The ancient settlements of the region are Koskhoyuk or Kosk Mound in Nigde, Aksaray Asikli Mound, Nevsehir Civelek cave and in the southeast Kultepe, Kanis and Alisar in the surroundings of Kayseri. The region was regarded as sacred and called, in the Scythian/khatti language "Khepatukha" meaning "the Country of the People of the Chief God Hepat". The tablets called Cappadocia Tablets and the Hittite works of painting in Alisar are vital remains dating from 2000 B.C.

The first period of settlement in Goreme goes back to the Roman period. The Yusuf Koc, Ortahane, Durmus Kadir and Bezirhane churches in Goreme, houses and churches carved into rocks in the Uzundere, Bagildere and Zemi Valleys are all carriers of history that we can see today. The Goreme Open Air Museum is the most visited site of the monastic communities in Cappadocia and is one of the most famous sites in central Turkey. The complex contains more than 30 rock-carved churches and chapels, some of them have superb frescoes inside, dating from the 9th to the 11th centuries.

Cappadocia Hot Air Balloon Tours are one of the popular in Goreme. Starting at sunrise, these rides last around 45 minutes and go anywhere the wind may blow in the Valley. The balloon carry nearly ten people with the pilot riding air currents like a boat, floating down the valleys, below the ridge line and quite close to the chimney rocks. It's a nice ride and if you ever had the urge to balloon ride, this is the place to do it. Balloon Tours are available to Cappadocia Hot Air, Goreme, Kapadokya and Anatolian.
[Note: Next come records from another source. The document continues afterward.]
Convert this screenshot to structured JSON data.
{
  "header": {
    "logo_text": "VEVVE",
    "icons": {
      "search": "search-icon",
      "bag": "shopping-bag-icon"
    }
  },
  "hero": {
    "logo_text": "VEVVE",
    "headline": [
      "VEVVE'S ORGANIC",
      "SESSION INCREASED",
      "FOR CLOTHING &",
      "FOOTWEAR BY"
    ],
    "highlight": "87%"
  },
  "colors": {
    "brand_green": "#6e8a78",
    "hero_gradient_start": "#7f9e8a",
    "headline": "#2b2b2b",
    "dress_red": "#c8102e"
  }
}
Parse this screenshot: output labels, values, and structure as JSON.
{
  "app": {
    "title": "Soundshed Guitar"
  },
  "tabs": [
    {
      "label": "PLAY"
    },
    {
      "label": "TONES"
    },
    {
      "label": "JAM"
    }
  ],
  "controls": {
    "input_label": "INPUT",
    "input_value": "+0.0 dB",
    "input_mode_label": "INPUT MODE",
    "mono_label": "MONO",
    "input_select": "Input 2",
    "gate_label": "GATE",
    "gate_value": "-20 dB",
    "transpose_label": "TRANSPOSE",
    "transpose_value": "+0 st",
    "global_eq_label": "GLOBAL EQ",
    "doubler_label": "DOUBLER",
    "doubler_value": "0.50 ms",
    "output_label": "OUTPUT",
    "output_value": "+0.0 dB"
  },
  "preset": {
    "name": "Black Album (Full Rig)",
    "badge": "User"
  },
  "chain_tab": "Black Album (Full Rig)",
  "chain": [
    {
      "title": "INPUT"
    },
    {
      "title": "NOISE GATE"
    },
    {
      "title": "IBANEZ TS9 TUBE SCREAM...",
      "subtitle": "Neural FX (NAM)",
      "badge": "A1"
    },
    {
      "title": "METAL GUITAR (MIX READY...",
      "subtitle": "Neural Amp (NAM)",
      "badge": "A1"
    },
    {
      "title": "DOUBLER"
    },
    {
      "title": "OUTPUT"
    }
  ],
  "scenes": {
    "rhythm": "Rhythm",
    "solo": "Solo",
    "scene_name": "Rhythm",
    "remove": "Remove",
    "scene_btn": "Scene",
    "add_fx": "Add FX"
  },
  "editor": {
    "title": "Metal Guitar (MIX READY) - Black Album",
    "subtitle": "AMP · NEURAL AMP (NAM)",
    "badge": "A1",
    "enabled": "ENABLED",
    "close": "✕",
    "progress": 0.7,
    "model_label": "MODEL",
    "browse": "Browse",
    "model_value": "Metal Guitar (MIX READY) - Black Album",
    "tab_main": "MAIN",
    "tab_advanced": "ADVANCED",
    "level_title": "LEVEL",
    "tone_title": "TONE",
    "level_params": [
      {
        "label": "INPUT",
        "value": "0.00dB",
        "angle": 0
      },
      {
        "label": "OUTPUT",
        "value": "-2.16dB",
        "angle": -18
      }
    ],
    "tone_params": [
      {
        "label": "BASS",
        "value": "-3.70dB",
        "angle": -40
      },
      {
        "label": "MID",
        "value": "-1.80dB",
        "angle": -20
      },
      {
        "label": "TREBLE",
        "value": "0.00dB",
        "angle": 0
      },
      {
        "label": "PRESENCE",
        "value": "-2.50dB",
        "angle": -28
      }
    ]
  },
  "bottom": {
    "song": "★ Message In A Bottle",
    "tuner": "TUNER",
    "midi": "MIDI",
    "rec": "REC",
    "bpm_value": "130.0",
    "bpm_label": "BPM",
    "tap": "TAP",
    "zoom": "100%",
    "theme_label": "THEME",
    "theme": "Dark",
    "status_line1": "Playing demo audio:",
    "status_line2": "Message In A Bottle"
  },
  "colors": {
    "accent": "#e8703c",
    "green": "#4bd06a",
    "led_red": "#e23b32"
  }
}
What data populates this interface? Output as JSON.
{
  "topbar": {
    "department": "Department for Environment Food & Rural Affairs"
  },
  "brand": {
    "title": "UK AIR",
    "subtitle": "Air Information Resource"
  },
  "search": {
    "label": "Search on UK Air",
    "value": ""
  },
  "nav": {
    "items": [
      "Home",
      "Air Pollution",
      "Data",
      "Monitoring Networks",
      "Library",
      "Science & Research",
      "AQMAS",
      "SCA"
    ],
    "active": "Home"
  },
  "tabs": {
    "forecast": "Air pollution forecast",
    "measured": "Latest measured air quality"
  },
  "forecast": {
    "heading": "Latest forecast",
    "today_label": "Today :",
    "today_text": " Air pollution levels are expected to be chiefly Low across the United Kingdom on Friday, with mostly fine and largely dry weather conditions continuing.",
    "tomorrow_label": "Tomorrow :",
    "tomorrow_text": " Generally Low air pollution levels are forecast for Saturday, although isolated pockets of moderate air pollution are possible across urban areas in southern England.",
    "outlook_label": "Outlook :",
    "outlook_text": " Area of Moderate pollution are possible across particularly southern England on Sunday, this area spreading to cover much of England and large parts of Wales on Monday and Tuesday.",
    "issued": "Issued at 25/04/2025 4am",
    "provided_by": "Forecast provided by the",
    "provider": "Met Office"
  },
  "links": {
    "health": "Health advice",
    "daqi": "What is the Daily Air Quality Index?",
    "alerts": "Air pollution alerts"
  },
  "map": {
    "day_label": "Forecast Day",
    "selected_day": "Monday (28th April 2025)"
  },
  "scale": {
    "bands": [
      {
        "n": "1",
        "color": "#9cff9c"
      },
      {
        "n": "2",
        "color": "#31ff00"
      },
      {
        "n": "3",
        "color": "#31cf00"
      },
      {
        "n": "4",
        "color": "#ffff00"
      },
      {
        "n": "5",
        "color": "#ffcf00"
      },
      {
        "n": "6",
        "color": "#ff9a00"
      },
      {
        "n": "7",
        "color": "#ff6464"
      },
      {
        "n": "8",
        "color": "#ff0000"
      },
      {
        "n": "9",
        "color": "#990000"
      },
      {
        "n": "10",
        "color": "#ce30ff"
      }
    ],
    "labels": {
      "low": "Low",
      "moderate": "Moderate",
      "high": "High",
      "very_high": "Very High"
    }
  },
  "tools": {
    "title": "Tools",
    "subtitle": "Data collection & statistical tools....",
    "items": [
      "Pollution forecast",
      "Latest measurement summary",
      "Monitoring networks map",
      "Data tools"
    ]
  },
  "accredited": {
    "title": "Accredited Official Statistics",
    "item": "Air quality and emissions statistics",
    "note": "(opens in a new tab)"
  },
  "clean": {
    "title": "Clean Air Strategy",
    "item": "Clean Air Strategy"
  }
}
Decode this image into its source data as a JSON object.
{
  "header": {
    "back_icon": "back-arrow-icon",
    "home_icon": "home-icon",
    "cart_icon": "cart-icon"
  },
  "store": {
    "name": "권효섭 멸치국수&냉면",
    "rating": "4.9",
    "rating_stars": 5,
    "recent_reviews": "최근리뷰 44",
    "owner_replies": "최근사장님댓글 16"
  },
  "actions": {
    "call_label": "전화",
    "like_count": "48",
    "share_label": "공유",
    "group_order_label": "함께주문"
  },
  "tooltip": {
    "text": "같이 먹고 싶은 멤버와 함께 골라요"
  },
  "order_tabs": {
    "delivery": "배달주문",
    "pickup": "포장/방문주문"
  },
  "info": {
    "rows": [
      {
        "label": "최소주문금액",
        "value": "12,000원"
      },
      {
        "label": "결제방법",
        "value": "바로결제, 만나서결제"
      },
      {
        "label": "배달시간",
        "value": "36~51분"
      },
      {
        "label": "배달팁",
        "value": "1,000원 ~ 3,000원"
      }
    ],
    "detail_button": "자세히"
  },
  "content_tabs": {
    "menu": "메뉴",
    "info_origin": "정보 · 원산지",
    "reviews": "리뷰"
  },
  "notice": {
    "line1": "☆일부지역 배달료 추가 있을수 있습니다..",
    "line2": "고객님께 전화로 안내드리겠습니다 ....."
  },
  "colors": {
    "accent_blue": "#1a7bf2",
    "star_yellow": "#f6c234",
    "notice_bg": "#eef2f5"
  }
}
Kayseri, one of the cities in Turkey, is an hour drive from Goreme. Kayseri Airport welcomes flights from Izmir and Istanbul every day of the week.Kayseri is on a busy railway route. It is possible to find suitable trains to Kayseri from almost all the train stations of Turkey. From Kayseri, you can take bus to go to Goreme. The bus services are available to Nevsehir and Goreme. By bus Istanbul-12 hours, Ankara-5 hours, Bursa-11 hours, Izmir-12 hours, Konya -4 hours.